22:04yoklovthe benefit of scheme is that the language is incredibly simple
22:04dsantiagoqbg: seijure
22:05mkpretty amusing but potentially insensitive
22:05qbgyoklov: The one thing I found lacking about my intro csci class is that after it we went to Java
22:06qbgGiven such a setup, Clojure might be useful for the dividends paid in later classes
22:07yoklovright, but then you're sacrificing teaching computer science for teaching a specific platform.
22:08qbgThe languages are a means to an end anyways
22:08qbgClojure is still fairly simple, but it is more industrial, which has disadvantages
22:09yoklovclojure's much more complex than scheme in both syntax and semantics.

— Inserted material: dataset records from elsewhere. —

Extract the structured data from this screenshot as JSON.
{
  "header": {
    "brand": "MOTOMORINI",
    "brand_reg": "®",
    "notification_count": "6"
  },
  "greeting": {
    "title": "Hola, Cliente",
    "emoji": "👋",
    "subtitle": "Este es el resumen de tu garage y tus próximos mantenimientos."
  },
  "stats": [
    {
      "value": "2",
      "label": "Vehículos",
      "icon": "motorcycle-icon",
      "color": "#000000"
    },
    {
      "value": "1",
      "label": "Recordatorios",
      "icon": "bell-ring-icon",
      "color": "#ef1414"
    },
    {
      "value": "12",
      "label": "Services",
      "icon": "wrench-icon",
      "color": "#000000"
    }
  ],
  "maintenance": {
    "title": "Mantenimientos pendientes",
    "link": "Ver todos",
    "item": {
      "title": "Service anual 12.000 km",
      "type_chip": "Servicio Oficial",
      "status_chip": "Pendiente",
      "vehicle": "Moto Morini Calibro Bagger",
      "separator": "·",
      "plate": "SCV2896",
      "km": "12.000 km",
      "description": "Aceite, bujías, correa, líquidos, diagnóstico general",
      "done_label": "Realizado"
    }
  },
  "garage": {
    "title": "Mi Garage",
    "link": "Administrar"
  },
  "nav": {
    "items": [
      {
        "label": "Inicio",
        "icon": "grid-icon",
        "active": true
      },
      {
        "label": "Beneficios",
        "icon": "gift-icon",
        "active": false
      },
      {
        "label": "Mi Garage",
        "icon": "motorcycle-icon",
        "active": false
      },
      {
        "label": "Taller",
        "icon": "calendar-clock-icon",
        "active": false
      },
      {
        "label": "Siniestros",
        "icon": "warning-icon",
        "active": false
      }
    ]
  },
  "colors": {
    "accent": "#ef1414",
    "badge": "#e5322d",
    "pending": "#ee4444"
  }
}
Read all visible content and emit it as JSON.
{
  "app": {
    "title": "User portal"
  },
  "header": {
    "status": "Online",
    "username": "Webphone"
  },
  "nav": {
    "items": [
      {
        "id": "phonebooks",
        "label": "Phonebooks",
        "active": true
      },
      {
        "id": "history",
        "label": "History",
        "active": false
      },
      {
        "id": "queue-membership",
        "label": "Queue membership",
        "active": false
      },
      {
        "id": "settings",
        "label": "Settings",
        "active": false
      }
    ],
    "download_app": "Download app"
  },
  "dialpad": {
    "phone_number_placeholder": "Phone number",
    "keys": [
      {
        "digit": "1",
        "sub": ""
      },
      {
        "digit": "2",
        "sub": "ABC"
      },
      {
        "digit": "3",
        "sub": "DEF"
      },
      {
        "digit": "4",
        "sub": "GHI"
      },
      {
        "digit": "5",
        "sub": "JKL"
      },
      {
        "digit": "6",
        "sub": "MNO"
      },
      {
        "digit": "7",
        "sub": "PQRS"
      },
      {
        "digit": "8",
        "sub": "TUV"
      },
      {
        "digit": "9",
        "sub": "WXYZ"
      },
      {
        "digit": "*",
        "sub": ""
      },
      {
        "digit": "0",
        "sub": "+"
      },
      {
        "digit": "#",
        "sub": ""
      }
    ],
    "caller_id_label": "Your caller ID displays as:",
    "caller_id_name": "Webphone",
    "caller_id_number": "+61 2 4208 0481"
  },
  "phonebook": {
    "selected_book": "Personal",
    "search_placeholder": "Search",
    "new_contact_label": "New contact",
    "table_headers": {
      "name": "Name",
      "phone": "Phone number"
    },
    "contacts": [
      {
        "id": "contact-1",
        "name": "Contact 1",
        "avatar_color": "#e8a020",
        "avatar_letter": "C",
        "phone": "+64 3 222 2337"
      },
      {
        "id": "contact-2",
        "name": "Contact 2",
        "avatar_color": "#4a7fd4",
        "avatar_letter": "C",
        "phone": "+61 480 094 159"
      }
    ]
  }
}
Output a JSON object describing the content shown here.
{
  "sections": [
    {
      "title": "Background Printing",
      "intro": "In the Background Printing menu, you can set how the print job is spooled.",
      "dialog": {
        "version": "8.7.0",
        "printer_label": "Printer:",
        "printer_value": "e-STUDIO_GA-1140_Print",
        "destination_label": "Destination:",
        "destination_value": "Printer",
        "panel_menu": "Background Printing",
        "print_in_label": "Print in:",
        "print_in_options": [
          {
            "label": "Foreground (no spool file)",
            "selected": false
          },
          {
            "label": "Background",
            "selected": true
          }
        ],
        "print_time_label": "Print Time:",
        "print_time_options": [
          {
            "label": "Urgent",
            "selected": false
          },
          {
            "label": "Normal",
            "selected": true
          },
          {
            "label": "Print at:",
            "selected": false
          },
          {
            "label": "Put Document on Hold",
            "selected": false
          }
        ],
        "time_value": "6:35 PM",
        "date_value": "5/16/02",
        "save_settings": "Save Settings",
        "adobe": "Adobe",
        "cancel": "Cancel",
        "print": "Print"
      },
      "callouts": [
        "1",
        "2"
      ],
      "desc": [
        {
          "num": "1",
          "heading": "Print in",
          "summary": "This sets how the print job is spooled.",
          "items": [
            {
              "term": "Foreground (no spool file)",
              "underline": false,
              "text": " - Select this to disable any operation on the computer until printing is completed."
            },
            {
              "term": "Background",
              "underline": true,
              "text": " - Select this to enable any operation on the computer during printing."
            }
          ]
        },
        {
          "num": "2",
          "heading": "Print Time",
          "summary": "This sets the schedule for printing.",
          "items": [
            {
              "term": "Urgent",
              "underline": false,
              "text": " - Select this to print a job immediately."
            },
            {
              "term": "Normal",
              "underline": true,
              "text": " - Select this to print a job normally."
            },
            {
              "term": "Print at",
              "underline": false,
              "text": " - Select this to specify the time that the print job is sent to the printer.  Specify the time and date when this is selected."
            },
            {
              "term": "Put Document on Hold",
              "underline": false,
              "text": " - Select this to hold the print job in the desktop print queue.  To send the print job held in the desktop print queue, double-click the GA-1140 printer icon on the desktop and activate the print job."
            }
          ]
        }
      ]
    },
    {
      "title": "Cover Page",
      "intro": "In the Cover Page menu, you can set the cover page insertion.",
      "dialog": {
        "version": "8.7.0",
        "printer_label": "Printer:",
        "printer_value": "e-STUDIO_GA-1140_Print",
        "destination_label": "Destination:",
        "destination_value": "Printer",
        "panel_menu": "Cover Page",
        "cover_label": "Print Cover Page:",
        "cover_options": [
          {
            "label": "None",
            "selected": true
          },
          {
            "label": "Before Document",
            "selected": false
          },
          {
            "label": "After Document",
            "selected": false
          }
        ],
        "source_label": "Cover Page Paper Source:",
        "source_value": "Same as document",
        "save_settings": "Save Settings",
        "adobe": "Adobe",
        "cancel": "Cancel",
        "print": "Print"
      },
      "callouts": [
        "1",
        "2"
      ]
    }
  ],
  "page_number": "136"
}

22:09ztellmanwow, just came across the discussion of my libraries from a week ago
22:09ztellmanthose are some heated words
22:09yoklovwhich is why it's useful.
22:09yoklovand scheme isn't
22:10qbgIIRC, HtDP uses () and []
22:10yoklovSICP > HTDP, besides iirc they're totally interchangable
22:10yoklovthey are in racket, at least.
22:10ibdknoxztellman: ?
22:11qbgYeah, SICP is awesome
22:11qbgStill, if you use HTPD (like my school has for the past few years), you have to explain that syntax anyways
22:11ztellmanibdknox: http://clojure-log.n01se.net/date/2012-02-24.html#18:12b
22:11qbgloop/recur could actually be an advantage over Scheme when it comes to tail recursion
22:12ztellmannot that the code doesn't warrant it
22:12qbgI remember that potemkin discussion!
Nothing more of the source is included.